Cycling New Zealand has been in the headlines for all the wrong reasons in 2018, but with a new CEO and top coach on board there is a genuine felling amongst the New Zealand sprint cyclists that things are back on track.
A new year means a fresh start with cyclist Sam Webster saying there is a different feel in the new environment.
"There's new modes of communication and there's a different dynamic and it has a different feel, it's not tangible you can't touch it or feel it but the way that everything operates is different and I'm very much enjoying it," said Webster.
Last May long time sprint coach Anthony Peden resigned and a review highlighted serious problems within Cycling NZ.
Some found the distractions easier to avoid than others.
"I was actually at a race isolated for four days without my phone and laptop so it gave me the advantage of being able to take it for what had happened and then move on," Webster said.
German Olympic champion Rene Wolff is the new head sprint coach and he believes success comes from more than just pedal power.
"It's not always the hard numbers, it's actually the soft areas where performance does happen and where obviously the magic does happen," said Wolff.
After two disappointing World Cup campaigns at the end of last year, the men's sprint team are hoping to rediscover their mojo next week at the Cambridge round.

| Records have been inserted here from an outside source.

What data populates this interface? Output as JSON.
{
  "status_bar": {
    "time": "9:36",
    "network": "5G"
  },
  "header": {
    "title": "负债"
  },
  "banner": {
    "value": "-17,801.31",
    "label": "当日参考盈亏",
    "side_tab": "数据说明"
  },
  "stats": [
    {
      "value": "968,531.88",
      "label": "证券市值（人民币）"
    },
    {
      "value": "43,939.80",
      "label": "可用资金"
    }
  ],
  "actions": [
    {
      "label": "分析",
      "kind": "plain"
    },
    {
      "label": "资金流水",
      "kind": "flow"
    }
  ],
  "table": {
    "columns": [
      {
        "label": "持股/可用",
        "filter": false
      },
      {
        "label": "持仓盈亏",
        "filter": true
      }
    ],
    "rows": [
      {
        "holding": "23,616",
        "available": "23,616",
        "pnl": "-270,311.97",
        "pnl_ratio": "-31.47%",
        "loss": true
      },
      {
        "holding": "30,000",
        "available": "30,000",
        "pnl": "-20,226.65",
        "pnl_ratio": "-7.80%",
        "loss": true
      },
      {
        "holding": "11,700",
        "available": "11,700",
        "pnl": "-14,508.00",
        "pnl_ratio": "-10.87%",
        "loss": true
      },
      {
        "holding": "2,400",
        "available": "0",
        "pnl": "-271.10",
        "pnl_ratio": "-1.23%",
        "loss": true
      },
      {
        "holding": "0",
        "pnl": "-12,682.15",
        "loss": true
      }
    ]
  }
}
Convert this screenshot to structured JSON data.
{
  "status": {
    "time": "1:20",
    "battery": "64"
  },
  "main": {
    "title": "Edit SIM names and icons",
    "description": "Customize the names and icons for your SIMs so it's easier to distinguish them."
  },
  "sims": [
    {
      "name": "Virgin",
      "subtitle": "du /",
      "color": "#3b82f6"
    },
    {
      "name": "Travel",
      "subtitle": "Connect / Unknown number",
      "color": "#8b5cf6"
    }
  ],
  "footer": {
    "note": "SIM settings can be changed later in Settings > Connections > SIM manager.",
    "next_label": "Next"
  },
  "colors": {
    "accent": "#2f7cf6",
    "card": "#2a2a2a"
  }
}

Under their new coach Wolff, the team are learning to step back and take a look at the bigger picture.
"When you're younger you want to win everything of course you do, we still do and we're guilty of that. But it's about accepting that not every race is Tokyo," said sprint cyclist Ethan Mitchell.
New Zealand women's sprint cyclist Natasha Hansen said the distractions in 2018 will make the athletes stronger.
"I think if anything the team's pretty good at taking the positives out of things and everyone's learnt, everyone's grown and I think we're all going to be fine," said Hansen.